Justificativa para o aumento e impacto
A elevação do teto foi motivada pelas recentes altas na Taxa Selic, que subiu de 12,25% para 14,25% ao ano. Com essa mudança, muitos bancos interromperam a concessão de crédito consignado, alegando que as condições atuais tornavam as operações inviáveis. Embora os bancos tivessem solicitado um teto de 1,99% ao mês, o governo optou por um limite de 1,85% em apoio a uma proposta da Confederação Nacional do Comércio (CNC).

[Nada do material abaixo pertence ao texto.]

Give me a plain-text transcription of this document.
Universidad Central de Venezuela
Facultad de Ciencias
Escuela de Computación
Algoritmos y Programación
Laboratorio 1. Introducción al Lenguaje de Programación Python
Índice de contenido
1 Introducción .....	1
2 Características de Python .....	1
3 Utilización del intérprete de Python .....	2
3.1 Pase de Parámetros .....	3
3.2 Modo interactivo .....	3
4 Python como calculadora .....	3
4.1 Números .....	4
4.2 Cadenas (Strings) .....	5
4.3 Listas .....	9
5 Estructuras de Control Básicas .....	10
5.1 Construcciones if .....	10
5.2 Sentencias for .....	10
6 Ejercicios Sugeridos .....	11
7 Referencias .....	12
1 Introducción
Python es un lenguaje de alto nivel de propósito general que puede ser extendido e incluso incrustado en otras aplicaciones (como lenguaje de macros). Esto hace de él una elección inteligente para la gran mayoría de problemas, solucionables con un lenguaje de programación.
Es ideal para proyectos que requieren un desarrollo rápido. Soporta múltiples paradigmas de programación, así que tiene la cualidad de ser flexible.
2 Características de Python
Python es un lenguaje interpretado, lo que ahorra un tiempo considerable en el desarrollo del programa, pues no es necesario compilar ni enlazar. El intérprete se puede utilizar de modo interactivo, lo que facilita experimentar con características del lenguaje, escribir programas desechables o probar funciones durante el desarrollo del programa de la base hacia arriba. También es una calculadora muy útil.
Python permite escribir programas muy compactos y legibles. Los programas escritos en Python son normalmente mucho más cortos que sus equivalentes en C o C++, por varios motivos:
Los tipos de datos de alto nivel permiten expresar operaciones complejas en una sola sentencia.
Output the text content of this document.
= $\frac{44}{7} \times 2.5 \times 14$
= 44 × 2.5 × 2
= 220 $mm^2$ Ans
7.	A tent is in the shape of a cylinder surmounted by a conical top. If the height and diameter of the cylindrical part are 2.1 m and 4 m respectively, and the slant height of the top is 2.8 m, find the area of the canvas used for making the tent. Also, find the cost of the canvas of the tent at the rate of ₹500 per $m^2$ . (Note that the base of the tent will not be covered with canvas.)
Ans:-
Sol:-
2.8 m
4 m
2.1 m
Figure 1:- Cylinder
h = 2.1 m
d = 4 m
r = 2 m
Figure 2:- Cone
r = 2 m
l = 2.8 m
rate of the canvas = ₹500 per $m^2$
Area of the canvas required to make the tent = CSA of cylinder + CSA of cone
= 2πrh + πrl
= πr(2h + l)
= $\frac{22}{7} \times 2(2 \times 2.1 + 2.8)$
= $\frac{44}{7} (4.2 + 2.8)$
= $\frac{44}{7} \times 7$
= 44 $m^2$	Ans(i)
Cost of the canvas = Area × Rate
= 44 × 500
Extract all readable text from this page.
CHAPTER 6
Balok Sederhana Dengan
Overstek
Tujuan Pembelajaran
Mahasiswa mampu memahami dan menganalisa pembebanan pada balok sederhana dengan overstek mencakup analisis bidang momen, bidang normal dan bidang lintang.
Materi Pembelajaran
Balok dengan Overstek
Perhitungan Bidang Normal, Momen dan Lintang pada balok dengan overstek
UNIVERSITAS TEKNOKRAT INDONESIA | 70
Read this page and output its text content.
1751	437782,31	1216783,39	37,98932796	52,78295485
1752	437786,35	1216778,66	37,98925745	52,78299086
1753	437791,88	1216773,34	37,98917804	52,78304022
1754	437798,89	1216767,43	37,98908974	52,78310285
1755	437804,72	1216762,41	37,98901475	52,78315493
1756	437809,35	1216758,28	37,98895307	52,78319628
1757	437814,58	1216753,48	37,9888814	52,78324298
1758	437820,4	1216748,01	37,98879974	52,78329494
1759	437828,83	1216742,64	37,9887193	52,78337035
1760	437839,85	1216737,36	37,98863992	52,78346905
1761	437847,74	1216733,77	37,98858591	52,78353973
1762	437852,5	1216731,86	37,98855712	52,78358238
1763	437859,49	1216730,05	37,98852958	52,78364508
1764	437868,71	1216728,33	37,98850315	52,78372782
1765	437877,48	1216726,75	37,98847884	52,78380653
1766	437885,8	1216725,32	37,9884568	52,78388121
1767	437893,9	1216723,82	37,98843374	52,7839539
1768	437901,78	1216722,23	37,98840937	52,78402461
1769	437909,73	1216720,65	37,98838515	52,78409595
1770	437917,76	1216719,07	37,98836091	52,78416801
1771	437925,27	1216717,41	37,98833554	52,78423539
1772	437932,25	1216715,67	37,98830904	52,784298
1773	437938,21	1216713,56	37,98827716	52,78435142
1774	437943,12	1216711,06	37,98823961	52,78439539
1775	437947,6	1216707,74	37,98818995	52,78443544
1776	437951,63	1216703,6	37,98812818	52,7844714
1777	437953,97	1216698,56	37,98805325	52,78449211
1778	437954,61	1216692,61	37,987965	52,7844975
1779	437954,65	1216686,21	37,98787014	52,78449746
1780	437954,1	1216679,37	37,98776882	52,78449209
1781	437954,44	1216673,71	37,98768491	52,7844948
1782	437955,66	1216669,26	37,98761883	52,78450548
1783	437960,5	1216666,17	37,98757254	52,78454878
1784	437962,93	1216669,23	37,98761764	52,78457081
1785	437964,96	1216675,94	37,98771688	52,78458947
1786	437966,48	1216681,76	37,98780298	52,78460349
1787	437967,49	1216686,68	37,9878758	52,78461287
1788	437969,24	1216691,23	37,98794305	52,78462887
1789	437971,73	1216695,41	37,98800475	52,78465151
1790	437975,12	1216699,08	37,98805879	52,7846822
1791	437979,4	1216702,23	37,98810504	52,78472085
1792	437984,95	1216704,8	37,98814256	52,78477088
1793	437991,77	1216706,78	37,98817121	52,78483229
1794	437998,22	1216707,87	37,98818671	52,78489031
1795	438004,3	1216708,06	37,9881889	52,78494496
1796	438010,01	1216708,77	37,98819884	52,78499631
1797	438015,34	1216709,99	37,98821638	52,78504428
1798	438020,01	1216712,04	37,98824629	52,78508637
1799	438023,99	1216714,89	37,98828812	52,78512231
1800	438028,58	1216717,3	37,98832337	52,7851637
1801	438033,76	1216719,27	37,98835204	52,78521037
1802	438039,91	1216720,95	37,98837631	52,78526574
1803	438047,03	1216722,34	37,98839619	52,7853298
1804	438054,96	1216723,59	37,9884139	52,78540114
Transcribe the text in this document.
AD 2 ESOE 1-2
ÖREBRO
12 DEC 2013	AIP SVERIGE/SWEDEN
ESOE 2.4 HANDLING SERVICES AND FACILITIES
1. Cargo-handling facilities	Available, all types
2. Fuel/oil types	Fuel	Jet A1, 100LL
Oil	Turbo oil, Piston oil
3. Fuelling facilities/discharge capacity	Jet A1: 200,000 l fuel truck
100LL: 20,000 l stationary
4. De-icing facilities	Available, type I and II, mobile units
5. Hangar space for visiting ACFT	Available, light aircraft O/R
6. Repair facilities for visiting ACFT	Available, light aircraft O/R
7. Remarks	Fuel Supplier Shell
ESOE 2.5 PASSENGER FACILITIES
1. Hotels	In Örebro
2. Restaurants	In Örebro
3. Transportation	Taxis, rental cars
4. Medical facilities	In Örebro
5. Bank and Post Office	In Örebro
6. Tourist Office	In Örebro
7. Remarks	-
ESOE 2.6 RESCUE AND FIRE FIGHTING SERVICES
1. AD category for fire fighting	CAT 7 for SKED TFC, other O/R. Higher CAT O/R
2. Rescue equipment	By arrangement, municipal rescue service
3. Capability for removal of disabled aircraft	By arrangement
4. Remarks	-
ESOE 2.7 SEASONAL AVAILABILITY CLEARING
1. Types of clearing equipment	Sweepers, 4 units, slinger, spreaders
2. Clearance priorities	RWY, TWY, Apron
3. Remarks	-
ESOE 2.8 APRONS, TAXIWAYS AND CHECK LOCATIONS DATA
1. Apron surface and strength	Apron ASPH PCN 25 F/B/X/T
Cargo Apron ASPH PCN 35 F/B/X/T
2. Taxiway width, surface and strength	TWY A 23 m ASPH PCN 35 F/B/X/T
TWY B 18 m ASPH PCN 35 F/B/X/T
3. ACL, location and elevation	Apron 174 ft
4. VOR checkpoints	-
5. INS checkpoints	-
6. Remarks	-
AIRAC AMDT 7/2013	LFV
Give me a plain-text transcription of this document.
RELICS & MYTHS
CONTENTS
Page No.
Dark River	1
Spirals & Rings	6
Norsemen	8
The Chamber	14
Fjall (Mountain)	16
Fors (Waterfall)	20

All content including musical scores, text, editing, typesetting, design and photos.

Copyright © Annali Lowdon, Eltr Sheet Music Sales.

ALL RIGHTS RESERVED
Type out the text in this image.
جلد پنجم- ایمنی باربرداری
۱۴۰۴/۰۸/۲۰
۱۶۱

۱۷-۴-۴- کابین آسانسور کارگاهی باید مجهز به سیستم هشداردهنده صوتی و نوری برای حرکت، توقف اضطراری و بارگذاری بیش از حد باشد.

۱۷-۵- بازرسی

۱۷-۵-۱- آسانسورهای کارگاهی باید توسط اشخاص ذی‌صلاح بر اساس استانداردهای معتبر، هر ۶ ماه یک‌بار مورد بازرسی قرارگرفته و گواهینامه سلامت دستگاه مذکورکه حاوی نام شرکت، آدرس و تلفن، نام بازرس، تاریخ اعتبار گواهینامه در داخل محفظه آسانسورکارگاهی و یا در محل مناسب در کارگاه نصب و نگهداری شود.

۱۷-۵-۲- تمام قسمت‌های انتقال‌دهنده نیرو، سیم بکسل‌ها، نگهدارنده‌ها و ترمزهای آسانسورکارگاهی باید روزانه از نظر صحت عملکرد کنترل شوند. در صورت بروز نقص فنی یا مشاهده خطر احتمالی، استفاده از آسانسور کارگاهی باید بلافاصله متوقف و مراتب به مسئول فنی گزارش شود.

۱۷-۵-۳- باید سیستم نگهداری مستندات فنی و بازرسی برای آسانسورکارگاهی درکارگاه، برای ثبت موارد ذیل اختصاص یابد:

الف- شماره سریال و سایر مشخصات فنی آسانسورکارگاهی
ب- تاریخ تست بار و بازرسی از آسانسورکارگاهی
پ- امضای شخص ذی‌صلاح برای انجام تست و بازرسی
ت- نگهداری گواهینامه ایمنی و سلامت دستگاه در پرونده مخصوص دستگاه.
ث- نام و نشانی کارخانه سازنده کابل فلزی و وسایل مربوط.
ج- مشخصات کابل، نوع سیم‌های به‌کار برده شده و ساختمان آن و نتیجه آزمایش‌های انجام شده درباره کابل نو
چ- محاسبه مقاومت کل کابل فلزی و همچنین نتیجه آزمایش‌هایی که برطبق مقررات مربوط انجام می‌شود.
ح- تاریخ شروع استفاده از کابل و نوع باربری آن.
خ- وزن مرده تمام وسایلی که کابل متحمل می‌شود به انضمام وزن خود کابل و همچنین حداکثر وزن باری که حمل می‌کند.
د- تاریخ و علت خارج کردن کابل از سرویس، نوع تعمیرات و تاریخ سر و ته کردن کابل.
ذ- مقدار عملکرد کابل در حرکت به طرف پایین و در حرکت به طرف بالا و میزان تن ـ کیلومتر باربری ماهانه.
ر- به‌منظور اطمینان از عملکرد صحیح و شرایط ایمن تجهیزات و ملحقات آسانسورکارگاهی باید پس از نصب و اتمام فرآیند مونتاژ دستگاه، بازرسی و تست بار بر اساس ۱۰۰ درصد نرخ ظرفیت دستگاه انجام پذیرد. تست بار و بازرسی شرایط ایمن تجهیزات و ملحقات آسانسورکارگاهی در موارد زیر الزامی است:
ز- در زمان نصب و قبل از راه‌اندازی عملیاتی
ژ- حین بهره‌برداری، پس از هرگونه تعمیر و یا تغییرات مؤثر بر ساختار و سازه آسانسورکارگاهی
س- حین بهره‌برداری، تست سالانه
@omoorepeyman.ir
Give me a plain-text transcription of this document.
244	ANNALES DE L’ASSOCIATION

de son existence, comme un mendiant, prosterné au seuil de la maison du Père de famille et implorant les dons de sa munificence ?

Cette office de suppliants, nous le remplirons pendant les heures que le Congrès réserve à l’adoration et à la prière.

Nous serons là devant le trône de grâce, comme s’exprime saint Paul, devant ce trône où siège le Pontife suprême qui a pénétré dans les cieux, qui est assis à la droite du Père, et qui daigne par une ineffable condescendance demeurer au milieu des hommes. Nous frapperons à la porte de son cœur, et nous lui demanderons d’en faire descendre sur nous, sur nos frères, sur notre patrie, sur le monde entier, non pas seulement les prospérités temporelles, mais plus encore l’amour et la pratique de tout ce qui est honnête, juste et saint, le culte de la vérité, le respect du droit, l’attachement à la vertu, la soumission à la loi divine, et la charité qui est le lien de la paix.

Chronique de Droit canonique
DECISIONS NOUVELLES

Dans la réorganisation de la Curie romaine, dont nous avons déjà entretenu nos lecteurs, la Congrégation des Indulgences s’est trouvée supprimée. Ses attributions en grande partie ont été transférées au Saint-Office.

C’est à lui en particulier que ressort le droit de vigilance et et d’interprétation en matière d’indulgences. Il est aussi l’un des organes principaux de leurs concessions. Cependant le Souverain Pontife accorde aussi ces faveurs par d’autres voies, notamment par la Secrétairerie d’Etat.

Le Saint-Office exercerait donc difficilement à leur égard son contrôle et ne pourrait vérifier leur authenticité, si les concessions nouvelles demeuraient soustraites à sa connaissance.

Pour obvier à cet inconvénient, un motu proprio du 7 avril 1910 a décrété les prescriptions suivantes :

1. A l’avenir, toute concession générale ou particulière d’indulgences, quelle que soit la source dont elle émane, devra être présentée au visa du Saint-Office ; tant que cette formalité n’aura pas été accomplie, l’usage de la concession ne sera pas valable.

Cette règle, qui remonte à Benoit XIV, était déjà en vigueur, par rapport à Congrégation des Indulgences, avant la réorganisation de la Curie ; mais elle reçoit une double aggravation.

Com o novo limite, as instituições financeiras poderão retomar ou continuar a oferta de crédito consignado. Dados do Banco Central mostram que, na última semana de fevereiro, o Banco da Amazônia cobrava 1,84% ao mês, acima do teto, o que resultou na suspensão da oferta dessa modalidade de crédito. Por outro lado, a Caixa Econômica Federal e o Banco do Brasil mantinham taxas de 1,8% ao mês.
O que esperar futuramente
A aprovação do aumento do teto de juros ocorre em um cenário econômico incerto. O CNPS já indicou que monitorará a Selic. Embora o limite do crédito consignado tenha sido reduzido anteriormente, o recente aumento não acompanhou a alta da taxa básica. Isso gera preocupações sobre a acessibilidade do crédito para aposentados e pensionistas, especialmente com instituições como Itaú e Santander suspendendo a oferta de consignado devido às condições desfavoráveis.